Talking is definitely a strong suit for me, so it was fitting when I was asked to start podcasting. The new Virginia High School League guidelines require a podcast to be included on all newspaper sites, and the work began right away. Last year, senior Jacob Bundrick quickly signed on to co-star on the podcast with me before we had even formulated a name. Together in the library, we panicked while trying to figure out how to connect the microphone to the Macbook. Just like many scenarios in life, the process took trial and error, but, eventually, we created “The Rising Roar.”

 I quickly found out that it took more than just leading a conversation to make a successful podcast. It took design-work, planning and hours of editing. I went into podcasting completely blind as far as knowing all the technical details, and I am still no expert. 

Through Newspaper, I have been able to build two different podcasts from the ground up with the support of my classmates. “The Rising Roar” is open for all students and the “Friday Night Lights” also known as “The Dicky and Tommy Show” covers our football games. From starting off borrowing the library’s microphone, to buying updated microphones this semester, the program continues to build.
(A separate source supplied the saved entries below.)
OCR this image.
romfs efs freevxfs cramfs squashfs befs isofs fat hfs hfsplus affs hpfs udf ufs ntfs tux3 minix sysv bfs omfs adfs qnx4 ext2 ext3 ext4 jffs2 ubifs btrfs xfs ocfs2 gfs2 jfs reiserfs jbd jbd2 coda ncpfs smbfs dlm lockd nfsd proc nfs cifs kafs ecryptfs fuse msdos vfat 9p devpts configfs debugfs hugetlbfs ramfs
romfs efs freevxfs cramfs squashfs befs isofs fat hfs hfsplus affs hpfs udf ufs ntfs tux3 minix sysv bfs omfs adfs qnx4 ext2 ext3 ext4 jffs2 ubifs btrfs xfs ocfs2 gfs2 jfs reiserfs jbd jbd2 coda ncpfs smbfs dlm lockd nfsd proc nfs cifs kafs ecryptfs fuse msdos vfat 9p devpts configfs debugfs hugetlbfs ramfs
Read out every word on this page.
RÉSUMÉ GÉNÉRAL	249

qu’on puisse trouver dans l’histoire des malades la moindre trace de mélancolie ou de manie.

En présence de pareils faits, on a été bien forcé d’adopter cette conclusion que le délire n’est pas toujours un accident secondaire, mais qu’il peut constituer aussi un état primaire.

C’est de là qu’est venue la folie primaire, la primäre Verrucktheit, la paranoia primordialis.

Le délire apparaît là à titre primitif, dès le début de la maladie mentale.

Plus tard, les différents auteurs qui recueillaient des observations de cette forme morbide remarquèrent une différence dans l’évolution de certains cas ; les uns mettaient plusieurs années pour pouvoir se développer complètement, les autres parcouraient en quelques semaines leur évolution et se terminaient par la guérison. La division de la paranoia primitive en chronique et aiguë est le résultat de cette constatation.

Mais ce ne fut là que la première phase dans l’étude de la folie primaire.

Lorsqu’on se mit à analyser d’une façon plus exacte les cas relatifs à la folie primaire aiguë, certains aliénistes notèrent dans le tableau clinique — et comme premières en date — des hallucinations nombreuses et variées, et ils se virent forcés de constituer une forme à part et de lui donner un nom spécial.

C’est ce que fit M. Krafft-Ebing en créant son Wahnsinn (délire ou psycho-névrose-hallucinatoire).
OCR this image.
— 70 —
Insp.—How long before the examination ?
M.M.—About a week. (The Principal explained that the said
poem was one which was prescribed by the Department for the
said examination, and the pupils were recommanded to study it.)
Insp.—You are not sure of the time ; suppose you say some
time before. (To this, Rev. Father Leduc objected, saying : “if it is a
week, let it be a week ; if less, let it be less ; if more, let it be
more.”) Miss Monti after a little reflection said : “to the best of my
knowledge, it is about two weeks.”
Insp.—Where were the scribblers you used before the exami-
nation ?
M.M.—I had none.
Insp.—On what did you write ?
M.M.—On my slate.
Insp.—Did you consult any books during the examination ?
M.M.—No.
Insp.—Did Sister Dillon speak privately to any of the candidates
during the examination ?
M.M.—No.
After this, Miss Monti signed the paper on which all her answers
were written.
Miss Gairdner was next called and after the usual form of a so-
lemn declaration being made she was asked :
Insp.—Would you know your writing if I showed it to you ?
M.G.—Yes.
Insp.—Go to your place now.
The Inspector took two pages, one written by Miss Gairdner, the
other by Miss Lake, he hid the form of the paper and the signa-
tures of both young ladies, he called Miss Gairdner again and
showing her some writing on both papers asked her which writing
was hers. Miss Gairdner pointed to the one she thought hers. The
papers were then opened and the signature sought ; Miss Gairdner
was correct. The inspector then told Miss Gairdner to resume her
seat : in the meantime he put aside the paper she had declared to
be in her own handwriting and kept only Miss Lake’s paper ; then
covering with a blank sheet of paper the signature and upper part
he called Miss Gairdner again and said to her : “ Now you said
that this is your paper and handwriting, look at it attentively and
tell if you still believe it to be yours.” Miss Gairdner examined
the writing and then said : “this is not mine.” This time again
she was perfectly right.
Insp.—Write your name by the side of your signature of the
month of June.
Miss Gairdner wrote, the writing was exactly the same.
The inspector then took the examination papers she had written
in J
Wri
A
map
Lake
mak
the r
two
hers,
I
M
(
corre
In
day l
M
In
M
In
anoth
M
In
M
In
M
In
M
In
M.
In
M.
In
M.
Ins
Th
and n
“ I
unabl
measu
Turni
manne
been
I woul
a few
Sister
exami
The very first episode covered the first annual Butterball event hosted by The Lion’s Roar and now we cover students’ interests and ambitions. 

The process was filled with many small triumphs that led to bigger victories; at first, we were just excited to hear the three sharp beats signaling the recording was live. After recording the audio, we realized an outline needed to be formulated to keep ourselves and the guest on topic. Excitement echoed throughout the Makerspace as we reviewed our first ever Butterball game that took place last winter on episode one. Just when we thought we had mastered the craft, we hit another obstacle: editing. Adjusting the volume, clipping out the awkward pauses and reordering clips: editing the podcast quickly became tedious work. One instance tears rolled down my face as I tried to reach my deadline. Uploading a podcast from a school bus on the way to a volleyball game. As this year began a new idea was pitched to us by Andrew Woolfolk: the creation of a football podcast that included members of the community. Every week, we host a pregame breakdown of the up-coming game. Junior staffer Savannah Bragg and I quickly brought the vision to life in one week. Light anxiety kicked in as we realized we didn’t have the highest knowledge of football and all the terms within the game. However, the conversations that have occured over the microphone in the Makerspace led to uncontrollable laughter and also serious conversations. 


Podcasts open your eyes to new ideas by hearing the new angles students and community members present. I have learned the power of listening instead of just doing all the talking. Podcasting, although it may seem silly, has taught me to push through even when it feels like the walls are closing in. There is always someone that you can ask for help and with the support of Mrs. Curran, Mrs. Wagoner and many others the podcast has been able to go from the drawing board to a reality. Mrs. Wagoner has met me after school or even during lunch to calm the anxiety and help me through getting the podcast uploaded on time, and without her help it would probably never have been uploaded. Our class is always looking for fresh perspectives so reach out if you have a story you want to hear echo through the mic and the halls of the high school.